Art Base Welcomes Back Reina Katzenberger

Artmaking through community conversation and collaboration

By Sarah Chase Shaw December 13, 2023 Published in the Winter/Spring 2023-24 issue of Aspen Sojourner

Artist Reina Katzenberger

Roaring Fork Valley artist Reina Katzenberger returns to the Art Base in January for the third iteration of her Art in Process exhibition­—a study of art-making in the public eye through conversation and collaboration. She describes this installation/residency as “an opportunity to show up, be present, tell the truth, and make a mark.”

For its part, the Art Base refers Katzenberger's immersive exhibition as an on-site active artist studio, and an opportunity to create a window into the action of creating art as conversation and creative problem-solving in real-time.            “Reina activates the gallery space by transforming it into a working studio where artists can drop in and immediately engage,” says Interim Executive Director Timothy Brown. “The space buzzes with that crazy, wonderful energy of artistic creativity. It’s a great way to begin the 2024 exhibition schedule.” 

      

The Art in Process closing reception last year

Throughout January, the gallery (which is visible from the sidewalk on Basalt’s Midland Avenue), will be transformed into a space for a pop-up artist residency that includes the physical manifestation of a studio with materials, equipment, and ephemera made accessible to the public. It will also be documented by a live-stream webcam of the main work table. This year, a wall-sized blank canvas with a white line through the middle of it will mark the beginning of the experiential project.

The creator and founder of The Project Shop, a creative space located in SAW (the Studio for Arts + Works) in Carbondale, Katzenberger builds her programs around collaboration and arts education through service-learning-based print projects. Her Art in Process project promises to be no different. Purposely designed to be completely open and unscripted, she aims to surrender each day to being informed by the circumstances that occur on site. Any art that is created will arise from the interactions, ideas, and conversations that ensue over the course of the process. It’s a project that hits particularly close to home: her mother, artist and educator Deborah Jones, founded the Wyly Community Art Center (now known as the Art Base) in 1996 as a project of Compass in Woody Creek, a nonprofit devoted to the promotion of experiential learning.

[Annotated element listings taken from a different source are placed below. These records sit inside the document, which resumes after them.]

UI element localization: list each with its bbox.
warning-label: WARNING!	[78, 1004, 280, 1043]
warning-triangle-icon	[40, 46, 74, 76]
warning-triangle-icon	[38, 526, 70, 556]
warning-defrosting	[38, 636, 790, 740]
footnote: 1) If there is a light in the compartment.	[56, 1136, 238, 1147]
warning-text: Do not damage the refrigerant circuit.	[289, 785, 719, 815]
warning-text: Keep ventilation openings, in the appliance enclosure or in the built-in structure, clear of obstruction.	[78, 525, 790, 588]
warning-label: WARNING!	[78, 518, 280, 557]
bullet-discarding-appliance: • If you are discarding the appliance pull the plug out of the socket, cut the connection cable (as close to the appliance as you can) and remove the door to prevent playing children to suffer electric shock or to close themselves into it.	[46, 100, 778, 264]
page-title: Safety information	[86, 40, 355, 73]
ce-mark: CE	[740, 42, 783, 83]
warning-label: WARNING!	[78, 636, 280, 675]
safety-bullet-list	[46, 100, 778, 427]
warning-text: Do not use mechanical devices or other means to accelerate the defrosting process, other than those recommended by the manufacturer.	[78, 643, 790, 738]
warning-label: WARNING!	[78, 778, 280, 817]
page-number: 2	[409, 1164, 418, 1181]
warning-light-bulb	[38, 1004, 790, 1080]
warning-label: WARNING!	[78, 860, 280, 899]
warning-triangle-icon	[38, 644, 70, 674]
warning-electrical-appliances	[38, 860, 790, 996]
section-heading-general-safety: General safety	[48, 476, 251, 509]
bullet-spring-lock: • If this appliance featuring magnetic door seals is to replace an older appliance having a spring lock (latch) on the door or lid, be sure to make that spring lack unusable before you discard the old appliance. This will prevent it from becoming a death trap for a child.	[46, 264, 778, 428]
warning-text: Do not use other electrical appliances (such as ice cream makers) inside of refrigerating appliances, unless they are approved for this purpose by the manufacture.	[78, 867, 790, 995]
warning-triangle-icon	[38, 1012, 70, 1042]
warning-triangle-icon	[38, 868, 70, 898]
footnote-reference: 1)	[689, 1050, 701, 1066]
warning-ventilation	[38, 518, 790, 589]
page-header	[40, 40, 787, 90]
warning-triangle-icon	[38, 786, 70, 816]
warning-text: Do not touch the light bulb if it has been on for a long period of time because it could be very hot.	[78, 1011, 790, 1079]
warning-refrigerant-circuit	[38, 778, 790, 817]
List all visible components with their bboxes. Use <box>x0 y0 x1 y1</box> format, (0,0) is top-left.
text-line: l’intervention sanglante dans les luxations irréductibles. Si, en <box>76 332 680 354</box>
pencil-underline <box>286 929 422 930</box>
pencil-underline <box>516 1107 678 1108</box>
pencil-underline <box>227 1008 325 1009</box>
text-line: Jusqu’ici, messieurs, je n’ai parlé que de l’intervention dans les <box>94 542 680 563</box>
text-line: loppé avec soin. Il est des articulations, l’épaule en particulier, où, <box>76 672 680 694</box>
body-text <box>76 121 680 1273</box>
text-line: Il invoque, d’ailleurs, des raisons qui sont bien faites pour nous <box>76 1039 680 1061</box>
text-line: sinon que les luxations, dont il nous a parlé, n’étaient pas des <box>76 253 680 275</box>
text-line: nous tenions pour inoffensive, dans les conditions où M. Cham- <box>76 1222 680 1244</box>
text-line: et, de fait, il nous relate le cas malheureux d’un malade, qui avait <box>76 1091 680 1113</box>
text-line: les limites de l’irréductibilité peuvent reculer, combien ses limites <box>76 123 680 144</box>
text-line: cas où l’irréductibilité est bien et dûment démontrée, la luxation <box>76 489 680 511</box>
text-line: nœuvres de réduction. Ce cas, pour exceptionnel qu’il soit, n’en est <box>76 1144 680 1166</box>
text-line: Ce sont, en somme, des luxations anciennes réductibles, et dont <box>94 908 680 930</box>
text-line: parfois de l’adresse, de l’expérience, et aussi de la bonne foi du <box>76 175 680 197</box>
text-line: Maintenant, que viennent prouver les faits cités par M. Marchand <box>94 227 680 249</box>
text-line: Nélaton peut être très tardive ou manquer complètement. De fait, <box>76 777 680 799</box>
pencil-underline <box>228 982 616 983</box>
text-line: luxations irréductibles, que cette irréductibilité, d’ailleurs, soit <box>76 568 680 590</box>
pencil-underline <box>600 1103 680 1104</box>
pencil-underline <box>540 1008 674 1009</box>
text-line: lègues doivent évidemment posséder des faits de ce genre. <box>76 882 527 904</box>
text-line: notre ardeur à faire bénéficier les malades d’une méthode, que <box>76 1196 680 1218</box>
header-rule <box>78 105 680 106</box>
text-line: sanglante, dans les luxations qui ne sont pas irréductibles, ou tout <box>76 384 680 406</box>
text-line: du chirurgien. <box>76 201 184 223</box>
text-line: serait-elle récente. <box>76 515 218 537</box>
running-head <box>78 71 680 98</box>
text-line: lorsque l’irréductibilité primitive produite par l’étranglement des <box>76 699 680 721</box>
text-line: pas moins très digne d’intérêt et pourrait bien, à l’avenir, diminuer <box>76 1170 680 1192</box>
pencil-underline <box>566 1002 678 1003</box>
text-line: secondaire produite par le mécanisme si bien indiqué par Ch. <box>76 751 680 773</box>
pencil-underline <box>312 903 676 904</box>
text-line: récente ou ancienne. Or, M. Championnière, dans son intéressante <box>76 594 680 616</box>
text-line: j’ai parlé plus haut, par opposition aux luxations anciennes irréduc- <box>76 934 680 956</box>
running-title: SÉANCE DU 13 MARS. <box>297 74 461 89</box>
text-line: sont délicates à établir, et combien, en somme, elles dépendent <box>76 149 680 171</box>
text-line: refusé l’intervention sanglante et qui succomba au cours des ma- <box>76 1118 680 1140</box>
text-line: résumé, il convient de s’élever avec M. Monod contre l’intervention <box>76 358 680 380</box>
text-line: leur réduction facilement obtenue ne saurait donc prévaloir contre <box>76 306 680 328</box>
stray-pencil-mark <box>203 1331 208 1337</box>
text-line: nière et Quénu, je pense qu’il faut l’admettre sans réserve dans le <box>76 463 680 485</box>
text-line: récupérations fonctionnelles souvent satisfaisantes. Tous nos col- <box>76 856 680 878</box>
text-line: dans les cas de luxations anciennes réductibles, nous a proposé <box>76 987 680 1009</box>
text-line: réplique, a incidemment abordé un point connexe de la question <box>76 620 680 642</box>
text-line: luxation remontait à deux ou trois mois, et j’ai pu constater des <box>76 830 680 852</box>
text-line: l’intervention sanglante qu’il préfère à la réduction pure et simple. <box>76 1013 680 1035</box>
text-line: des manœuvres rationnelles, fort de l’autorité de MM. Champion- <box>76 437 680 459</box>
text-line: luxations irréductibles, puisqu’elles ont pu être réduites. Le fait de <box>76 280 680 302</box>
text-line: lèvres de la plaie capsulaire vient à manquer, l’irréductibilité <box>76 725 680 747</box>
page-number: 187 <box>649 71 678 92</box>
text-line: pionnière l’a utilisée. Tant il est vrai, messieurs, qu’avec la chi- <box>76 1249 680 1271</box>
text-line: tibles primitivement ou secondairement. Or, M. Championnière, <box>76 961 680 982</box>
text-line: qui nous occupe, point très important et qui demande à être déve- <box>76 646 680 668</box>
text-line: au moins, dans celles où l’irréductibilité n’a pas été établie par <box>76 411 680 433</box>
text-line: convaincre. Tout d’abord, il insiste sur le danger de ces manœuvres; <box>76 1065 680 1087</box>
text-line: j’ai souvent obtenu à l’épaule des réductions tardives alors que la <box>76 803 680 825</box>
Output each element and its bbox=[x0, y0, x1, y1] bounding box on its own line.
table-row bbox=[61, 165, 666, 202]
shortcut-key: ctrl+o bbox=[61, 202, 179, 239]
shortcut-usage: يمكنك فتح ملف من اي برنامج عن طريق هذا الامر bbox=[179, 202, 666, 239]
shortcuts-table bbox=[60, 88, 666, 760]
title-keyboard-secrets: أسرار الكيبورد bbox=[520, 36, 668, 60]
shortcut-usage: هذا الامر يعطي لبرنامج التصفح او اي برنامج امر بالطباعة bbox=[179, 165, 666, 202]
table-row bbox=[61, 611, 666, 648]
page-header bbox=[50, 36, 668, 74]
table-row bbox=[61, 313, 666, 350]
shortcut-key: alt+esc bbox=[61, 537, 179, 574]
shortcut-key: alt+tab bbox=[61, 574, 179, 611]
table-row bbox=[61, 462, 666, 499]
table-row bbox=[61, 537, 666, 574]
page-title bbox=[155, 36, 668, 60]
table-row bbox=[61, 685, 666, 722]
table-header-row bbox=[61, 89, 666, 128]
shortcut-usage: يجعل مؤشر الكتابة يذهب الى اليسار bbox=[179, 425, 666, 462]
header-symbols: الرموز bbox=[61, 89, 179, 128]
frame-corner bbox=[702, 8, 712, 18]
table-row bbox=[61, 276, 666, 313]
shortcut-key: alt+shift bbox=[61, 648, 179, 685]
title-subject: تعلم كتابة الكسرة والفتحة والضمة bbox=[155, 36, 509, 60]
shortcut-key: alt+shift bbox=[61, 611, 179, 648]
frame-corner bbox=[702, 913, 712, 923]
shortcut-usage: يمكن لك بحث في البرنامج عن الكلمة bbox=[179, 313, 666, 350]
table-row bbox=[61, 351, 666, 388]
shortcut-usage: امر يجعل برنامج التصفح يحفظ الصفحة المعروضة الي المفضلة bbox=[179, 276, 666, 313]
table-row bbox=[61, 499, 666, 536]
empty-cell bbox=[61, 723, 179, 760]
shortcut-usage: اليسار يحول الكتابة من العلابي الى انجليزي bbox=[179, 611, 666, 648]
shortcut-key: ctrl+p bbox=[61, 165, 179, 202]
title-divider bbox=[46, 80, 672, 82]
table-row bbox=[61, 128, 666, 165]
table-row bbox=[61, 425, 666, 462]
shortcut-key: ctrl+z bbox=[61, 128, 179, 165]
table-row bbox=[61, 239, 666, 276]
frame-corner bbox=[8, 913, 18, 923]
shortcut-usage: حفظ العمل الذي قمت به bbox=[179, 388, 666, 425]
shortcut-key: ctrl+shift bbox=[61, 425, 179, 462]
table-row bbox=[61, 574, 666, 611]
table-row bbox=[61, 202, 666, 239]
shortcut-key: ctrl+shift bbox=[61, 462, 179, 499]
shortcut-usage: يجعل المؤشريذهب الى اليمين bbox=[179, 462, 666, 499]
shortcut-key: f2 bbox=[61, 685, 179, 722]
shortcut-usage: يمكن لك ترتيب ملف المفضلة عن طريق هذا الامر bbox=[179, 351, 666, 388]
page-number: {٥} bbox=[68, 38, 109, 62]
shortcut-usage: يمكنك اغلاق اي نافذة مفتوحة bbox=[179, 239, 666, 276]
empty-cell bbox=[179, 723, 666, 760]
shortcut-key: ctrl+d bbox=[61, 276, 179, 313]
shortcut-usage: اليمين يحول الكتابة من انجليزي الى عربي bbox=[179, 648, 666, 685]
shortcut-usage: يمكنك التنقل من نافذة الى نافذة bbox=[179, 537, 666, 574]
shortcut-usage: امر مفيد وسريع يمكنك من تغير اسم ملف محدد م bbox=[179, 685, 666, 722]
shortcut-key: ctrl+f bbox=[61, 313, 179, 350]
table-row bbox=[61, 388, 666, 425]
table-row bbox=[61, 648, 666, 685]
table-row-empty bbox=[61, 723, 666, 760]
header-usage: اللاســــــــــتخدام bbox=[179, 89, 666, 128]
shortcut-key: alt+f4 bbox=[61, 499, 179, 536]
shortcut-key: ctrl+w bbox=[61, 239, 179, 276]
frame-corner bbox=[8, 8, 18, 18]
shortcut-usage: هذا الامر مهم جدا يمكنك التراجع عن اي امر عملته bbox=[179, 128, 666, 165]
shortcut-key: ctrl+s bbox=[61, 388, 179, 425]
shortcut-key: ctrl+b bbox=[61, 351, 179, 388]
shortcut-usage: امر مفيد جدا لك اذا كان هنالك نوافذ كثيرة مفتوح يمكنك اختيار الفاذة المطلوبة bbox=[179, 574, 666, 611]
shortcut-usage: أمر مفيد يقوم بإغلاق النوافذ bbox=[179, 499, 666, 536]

Public participation can vary from simply witnessing whatever is happening in the studio at the moment to actively engaging in a creative process. “My biggest job is to show up and to be as present as I can,” says Katzenberger, who recalls moments from her past two exhibitions when the gallery was overflowing with people of all ages, some of whom were drawing on the floor and others who were just watching. Children, she says, are often more apt to participate immediately because they can more quickly sit on the floor and start making art. “Being in the space gives everyone permission to be part of a creative conversation," she adds. “Whether it is to make a mark on the wall or to come back every day to build upon their own creations.”

Unpredictability, too, is expected as Katzenberger and visitors work together in earnest to engage in artmaking as a process, not a product. “The focus is not on a final product but on the beauty of a blank slate,” she explains. Prompts and props are always helpful in eliciting responses, she adds, but they are also predictable and safe. Encouraging people to feel at ease starting from nothing can be intimidating, and part of her job is to meet people where they are, or as she puts it: “Being comfortable in my own skin allows me to welcome people to bring whatever is on their mind into the space.”

Katzenberger hopes that people will come with an open mind and be willing to share something of themselves as they engage with the process. “We’re not here to make something,” she stresses. “We’re here to engage the community in a continuous conversation about what’s important to them.” 

And true to form, because the exhibition is process-based, there will be no official opening. Instead, Katzenberger will begin setting up her studio space after New Year’s Day, with various activities planned with local partners and other artists throughout the show’s duration. 

Reina Katzenberger: Art in Process
The Art Base 174 Midland Ave, Basalt;
Artmaking begins the week of Jan 2; closing party, Feb  2, 5 –7 p.m.